655 F.2d 1065, 228 Ct. Cl. 269, 48 A.F.T.R.2d (RIA) 5554, 1981 U.S. Ct. Cl. LEXIS 400
CourtUnited States Court of Claims
DecidedJuly 15, 1981
DocketNo. 372-78
StatusPublished
Cited by11 cases

This text of 655 F.2d 1065 (Rowe v. United States) is published on Counsel Stack Legal Research, covering United States Court of Claims primary law. Counsel Stack provides free access to over 12 million legal documents including statutes, case law, regulations, and constitutions.

Bluebook
Rowe v. United States, 655 F.2d 1065, 228 Ct. Cl. 269, 48 A.F.T.R.2d (RIA) 5554, 1981 U.S. Ct. Cl. LEXIS 400 (cc 1981).

Opinion

DAVIS, Judge,

delivered the opinion of the court:

This tax refund suit raises the question of whether, in determining "gross income from mining” for coal depletion, plaintiff coal mine owners are required to exclude costs incurred in transporting coal from their mines to the processing facility where the coal is bought by a third-party-owner of the facility, and then processed for use by and sold to consumers. We conclude that such transportation expenses are deductible from gross income in computing depletion allowances, and therefore hold for the Government.

Taxpayers are G. T. Rowe, Howard Hamilton, Floyd Hensley (and their respective spouses).1 All three were general partners in the Ben Mining Company and Mr. Rowe and Mr. Hamilton were partners in the Mink Gap Coal Company. These coal partnerships were engaged in the strip-mining of coal. They did not perform treatment processes (such as cleaning, breaking, sizing, dust allaying, and freezing prevention) on their coal. Rather, they transported the coal 20 miles or less to the premises of the Virginia Iron Coal and Coke Company (VICC). VICC then inspected the coal, and if it was acceptable, bought it, and then cleaned, broke, sized, weighed and shipped (and sold) it to VICC’s customers.
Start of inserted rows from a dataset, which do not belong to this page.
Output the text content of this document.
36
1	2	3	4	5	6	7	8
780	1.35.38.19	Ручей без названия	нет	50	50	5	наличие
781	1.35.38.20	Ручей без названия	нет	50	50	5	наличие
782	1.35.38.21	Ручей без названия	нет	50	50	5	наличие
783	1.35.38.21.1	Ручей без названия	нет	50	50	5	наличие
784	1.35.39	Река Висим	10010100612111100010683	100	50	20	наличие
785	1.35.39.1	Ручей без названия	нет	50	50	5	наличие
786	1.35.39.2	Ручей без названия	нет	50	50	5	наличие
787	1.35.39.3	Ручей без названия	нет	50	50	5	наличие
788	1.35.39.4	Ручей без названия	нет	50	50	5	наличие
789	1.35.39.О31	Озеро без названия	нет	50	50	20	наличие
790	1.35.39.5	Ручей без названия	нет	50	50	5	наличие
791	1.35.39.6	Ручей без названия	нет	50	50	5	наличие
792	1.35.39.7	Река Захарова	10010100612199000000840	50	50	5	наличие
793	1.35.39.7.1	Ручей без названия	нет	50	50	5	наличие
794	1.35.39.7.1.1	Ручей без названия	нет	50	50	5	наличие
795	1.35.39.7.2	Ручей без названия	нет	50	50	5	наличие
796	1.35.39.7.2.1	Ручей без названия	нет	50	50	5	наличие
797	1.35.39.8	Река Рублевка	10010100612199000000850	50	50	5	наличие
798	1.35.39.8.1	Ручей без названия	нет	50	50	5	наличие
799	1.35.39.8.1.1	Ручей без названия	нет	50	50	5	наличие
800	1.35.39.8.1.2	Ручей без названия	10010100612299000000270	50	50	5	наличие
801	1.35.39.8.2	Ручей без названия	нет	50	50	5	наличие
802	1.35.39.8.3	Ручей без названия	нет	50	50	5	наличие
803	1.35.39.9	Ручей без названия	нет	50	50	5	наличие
In plaintiffs’ 1973 tax return they computed their gross income from mining for depletion purposes (based on the gross amount realized from coal sales, minus nonmining expenses such as royalty payments) without subtracting, as a nonmining expense, cost incurred by the coal partner[271]*271ships in transporting their coal from the mine sites to VICC. The Internal Revenue Service disallowed the inclusion of such transportation costs in gross income from mining, and as a result, plaintiffs’ depletion allowances were decreased and they paid an additional $7,014.60 in income taxes. In March 1978, their refund claims were fully disallowed, and in August 1978 they brought the present suit, which is properly before us on the parties’ cross-motions for summary judgment (there is no dispute as to the facts).

I

The precise question — the status of the costs of transporting taxpayers’ coal from their mines to VICC’s processing center — is ultimately determined by the intricate provisions of the depletion legislation and regulations. We have no alternative to threading our way, step-by-step, through their complexities.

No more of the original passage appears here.